The arches are pointed and the ceiling presents in the part corresponding to the transept, a large stone edge vault and in that of the naves a wooden coffered ceiling. At the entrance to the presbytery there are two half columns with capitals with sawtooth ornaments, which support a large opival arch.

Towards the 16th century, the church enclosure was expanded on the old layout, surely due to greater needs for worship. Also in the 16th century the artistic altarpiece of the High Altar was added, which serves as an opening to the Virgin's dressing room.

Another highlight are the gate and choir stalls, both in Plateresque style.

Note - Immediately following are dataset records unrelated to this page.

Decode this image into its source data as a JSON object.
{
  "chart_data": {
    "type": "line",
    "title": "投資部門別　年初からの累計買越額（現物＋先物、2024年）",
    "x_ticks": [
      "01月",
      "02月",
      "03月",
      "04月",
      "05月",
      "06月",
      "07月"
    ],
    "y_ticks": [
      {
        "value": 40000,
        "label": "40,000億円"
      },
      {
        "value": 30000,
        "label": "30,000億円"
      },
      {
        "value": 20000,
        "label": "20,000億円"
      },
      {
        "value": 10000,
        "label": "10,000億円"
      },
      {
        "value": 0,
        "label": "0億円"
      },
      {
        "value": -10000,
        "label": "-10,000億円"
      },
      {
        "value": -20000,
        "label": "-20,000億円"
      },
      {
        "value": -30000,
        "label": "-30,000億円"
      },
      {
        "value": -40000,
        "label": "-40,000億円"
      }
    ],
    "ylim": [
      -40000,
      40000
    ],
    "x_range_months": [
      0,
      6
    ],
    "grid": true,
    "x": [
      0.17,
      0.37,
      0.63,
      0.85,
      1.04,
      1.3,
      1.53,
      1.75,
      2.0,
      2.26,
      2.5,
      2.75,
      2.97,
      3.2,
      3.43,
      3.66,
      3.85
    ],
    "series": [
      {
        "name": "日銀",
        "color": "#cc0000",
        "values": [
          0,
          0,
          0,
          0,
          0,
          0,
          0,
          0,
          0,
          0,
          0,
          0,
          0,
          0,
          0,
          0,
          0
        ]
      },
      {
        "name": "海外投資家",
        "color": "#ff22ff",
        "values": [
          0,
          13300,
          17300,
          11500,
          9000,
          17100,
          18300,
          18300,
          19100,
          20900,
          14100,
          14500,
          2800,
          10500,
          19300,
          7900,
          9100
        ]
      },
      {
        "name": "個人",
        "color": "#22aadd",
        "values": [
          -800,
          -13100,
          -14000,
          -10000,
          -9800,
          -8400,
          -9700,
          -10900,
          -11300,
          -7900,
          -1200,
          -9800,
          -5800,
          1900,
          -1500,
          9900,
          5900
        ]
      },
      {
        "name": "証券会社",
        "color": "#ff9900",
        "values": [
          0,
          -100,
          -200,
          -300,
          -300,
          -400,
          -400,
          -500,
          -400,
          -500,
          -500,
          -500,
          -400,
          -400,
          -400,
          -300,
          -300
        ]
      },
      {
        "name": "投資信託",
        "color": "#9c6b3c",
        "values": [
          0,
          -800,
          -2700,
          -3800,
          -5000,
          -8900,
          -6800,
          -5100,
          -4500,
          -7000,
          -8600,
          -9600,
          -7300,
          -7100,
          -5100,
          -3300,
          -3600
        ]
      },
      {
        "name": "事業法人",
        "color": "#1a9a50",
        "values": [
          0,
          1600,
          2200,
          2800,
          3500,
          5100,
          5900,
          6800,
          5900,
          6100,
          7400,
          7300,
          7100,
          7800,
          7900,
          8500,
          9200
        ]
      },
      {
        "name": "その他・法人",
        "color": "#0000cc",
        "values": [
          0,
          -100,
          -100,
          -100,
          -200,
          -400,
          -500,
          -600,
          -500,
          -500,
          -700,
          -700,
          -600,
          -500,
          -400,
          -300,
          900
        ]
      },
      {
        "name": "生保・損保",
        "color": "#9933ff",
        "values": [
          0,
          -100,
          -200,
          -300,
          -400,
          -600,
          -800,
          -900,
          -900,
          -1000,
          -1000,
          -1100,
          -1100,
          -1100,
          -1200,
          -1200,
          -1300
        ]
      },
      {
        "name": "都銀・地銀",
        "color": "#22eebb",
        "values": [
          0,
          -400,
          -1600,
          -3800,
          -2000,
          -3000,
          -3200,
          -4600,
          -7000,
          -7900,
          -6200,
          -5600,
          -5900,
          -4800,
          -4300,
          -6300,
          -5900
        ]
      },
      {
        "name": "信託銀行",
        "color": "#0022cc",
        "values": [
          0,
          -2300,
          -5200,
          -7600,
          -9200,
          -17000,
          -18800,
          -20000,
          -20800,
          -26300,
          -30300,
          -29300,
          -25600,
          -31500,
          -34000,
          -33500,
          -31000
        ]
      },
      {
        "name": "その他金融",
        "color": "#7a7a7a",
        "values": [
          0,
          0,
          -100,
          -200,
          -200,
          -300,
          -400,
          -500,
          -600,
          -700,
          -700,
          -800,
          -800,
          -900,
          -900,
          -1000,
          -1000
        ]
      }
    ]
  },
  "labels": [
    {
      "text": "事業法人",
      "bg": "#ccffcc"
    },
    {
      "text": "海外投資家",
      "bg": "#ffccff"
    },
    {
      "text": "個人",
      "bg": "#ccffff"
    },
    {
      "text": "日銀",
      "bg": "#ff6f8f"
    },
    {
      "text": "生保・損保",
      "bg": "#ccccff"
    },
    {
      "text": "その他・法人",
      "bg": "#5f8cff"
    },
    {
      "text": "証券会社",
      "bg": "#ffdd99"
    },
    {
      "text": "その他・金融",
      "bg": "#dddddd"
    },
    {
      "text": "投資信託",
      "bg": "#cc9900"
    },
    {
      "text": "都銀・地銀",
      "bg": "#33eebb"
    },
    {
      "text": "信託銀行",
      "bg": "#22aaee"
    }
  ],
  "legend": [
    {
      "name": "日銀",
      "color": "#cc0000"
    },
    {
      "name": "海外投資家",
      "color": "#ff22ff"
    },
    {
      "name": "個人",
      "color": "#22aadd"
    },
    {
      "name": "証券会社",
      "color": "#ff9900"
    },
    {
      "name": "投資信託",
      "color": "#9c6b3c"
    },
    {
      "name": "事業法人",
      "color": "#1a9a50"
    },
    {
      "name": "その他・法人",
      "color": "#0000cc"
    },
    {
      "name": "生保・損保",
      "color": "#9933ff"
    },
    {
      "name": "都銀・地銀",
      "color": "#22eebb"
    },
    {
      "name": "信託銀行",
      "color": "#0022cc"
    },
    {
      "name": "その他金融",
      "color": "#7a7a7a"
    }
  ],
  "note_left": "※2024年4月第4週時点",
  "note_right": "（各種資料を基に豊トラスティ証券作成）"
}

Its gate is adorned by a series of columns where there are carved various ornamental motifs, such as human and animal heads as well as clusters of fruits.

The capital of these columns is of the Ionic style. In the upper door of the entrance door to the choir there is a large shield with the arms of Don Francisco Delgado, who was prelate in Jaén from 1566 to 1576. The choir stalls are preserved in good condition and all its chairs are topped with a half shell. and separated from each other by columns, where the same themes of the columns of the gate are carved and, as in this one and on the central chair, are the arms of the Bishop of Jaén indicated above.

The lower part of the seats is also finely carved, featuring geometric motifs. On both sides of the choir there are as many chapels that have a wooden fence that is a continuation of the choir and with the same ornamental carvings.